Rio de Janeiro (RJ) – O futuro político de Anthony Garotinho enfrenta um novo obstáculo jurídico. A 4ª Vara da Fazenda Pública do Rio de Janeiro ordenou o cumprimento imediato da sentença que suspende os direitos políticos do ex-governador pelo período de oito anos. A decisão impacta diretamente os planos do político, que é cotado pelo Republicanos para disputar o governo estadual nas eleições de 2026.
Para formalizar o impedimento, o juízo determinou o envio de comunicações oficiais ao Tribunal Regional Eleitoral do Rio de Janeiro (TRE-RJ) e ao Tribunal Superior Eleitoral (TSE) sobre o trânsito em julgado da condenação. O processo apura um esquema de desvio de recursos da Secretaria Estadual de Saúde ocorrido entre 2005 e 2006. À época, Garotinho ocupava o posto de secretário de Governo na gestão de sua esposa, Rosinha Garotinho. Segundo o Ministério Público do Rio de Janeiro (MPRJ), o prejuízo aos cofres públicos alcançou R$ 234,4 milhões em valores da época.
A Justiça confirmou que não restam mais recursos pendentes nos tribunais superiores, validando a execução da sentença. Com a atualização monetária e a incidência de multas, o montante devido pelo ex-governador ao erário saltou para aproximadamente R$ 2,55 bilhões. Somam-se a essa conta uma multa civil de cerca de R$ 778 mil e uma indenização por danos morais coletivos fixada em aproximadamente R$ 11,9 milhões. O Estado tem agora um prazo de 15 dias para se manifestar sobre a liquidação destes valores antes da intimação definitiva para pagamento.
Além da punição política e financeira, a decisão impõe restrições comerciais severas. Garotinho fica proibido de contratar com o Poder Público ou de acessar qualquer modalidade de incentivo ou benefício fiscal e creditício. A medida, que terá duração de cinco anos, deve ser comunicada formalmente à Secretaria de Estado da Casa Civil, à Secretaria de Governo e ao Ministério da Gestão e da Inovação em Serviços Públicos.

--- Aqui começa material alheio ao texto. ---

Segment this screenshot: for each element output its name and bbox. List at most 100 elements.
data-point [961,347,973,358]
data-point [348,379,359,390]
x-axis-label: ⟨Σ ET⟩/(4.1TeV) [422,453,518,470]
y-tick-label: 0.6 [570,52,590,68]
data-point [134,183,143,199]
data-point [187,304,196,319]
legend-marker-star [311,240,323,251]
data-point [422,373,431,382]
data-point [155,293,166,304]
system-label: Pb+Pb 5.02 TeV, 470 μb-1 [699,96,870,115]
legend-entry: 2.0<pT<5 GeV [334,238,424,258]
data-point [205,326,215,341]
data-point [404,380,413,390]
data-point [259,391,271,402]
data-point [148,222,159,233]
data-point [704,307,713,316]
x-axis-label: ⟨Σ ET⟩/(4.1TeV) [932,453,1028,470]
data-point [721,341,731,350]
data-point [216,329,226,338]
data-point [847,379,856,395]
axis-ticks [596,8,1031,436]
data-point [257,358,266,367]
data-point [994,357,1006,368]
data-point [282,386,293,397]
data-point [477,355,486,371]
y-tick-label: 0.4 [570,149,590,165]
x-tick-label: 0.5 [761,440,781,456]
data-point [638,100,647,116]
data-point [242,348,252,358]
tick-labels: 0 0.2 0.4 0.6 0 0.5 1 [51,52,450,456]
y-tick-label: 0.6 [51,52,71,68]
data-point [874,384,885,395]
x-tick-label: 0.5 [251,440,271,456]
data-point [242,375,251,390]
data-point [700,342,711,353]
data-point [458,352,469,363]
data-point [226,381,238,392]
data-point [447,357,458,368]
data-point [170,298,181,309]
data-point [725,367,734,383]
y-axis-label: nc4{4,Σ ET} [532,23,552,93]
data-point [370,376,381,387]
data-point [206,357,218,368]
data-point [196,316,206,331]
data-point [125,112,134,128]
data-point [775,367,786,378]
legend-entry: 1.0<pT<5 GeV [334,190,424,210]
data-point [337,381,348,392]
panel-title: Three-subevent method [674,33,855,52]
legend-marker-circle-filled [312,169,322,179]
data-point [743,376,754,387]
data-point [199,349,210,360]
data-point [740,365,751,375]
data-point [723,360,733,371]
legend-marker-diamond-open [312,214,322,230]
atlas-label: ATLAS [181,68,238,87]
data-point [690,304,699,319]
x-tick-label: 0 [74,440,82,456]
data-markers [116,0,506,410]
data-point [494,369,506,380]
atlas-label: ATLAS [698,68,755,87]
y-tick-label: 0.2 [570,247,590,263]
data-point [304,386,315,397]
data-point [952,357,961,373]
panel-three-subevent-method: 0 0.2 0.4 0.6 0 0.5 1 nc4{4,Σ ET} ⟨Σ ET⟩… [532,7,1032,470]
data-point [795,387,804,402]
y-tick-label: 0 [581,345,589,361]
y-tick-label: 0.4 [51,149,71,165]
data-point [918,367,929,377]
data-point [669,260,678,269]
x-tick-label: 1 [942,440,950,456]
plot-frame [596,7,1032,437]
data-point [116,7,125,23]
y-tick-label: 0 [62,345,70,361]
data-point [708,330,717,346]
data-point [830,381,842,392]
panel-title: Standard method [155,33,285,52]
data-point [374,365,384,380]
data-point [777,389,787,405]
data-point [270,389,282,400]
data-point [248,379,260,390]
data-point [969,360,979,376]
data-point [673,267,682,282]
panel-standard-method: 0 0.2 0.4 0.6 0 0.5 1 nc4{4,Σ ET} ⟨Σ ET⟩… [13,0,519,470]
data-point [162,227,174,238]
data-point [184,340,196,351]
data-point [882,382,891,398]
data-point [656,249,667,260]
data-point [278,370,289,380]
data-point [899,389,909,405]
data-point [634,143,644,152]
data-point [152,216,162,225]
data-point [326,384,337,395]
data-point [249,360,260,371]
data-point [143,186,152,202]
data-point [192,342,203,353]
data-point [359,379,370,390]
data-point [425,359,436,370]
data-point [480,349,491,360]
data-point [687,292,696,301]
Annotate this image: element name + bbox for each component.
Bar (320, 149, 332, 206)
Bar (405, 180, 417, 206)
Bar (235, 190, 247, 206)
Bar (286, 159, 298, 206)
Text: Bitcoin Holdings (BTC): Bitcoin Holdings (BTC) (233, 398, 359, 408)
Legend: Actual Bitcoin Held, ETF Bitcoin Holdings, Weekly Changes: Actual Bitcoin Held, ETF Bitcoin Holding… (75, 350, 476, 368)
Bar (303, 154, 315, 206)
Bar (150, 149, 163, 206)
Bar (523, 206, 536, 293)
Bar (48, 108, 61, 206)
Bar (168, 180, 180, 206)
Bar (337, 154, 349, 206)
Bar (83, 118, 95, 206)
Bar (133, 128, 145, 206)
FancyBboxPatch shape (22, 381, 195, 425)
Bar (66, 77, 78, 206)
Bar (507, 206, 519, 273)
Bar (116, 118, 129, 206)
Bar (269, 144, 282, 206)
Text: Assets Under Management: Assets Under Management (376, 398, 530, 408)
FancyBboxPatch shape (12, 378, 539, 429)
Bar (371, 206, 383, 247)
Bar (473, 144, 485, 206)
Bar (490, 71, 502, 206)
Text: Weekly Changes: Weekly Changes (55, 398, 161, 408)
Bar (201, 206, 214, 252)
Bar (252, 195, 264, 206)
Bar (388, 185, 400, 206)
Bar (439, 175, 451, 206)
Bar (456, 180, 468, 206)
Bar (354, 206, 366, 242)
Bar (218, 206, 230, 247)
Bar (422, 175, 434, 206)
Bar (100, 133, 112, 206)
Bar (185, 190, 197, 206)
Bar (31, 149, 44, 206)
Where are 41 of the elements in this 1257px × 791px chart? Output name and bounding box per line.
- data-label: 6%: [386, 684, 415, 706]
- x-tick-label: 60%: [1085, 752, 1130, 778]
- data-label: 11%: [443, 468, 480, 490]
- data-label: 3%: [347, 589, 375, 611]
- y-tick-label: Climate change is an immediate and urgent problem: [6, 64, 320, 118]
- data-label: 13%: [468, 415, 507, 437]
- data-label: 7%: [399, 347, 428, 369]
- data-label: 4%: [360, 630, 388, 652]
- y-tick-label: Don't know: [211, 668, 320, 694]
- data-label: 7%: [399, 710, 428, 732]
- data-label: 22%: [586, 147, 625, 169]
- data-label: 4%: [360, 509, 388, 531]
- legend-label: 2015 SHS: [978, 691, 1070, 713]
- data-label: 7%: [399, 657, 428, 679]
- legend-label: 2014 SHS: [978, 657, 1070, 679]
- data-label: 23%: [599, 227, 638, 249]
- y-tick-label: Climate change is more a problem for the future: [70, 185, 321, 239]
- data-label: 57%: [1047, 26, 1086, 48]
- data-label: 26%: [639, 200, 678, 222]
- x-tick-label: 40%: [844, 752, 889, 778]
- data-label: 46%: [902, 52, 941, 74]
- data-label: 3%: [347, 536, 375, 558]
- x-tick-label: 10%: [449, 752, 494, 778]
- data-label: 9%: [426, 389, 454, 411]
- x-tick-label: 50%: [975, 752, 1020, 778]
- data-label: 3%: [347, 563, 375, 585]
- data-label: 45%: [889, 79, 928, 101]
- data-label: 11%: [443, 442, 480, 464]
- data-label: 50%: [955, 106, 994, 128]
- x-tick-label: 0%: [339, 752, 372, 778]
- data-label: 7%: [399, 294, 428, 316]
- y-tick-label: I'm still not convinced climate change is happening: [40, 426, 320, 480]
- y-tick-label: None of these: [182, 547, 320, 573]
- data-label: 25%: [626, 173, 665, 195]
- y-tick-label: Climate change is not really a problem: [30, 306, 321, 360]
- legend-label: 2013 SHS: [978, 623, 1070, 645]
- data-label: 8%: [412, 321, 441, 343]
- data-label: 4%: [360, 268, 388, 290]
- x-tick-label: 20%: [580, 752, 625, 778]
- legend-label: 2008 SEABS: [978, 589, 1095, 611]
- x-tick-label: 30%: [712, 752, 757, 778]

A defesa de Garotinho, capitaneada pelo advogado Admar Gonzaga, reagiu prontamente à determinação. Em nota oficial, os representantes legais sustentam que a decisão ignora o marco temporal correto para o início da contagem da pena. Segundo o advogado, o trânsito em julgado teria ocorrido em 1º de agosto de 2018. Com base nessa data, a defesa argumenta que o período de oito anos de inelegibilidade já estaria exaurido em julho de 2026, estando o ex-governador, portanto, em pleno gozo de seus direitos políticos.
O argumento central dos defensores é que a certidão emitida agora apenas documenta um fato jurídico que, na visão deles, já se consolidou anos atrás. Para a equipe de advogados, a execução da suspensão neste momento representaria uma extensão indevida da punição, ultrapassando o limite fixado na sentença original. A defesa ressalta ainda que, independentemente da comunicação feita pelo juiz, a palavra final sobre a elegibilidade de Garotinho caberá, em última instância, à Justiça Eleitoral, quando da análise de um eventual pedido de registro de candidatura.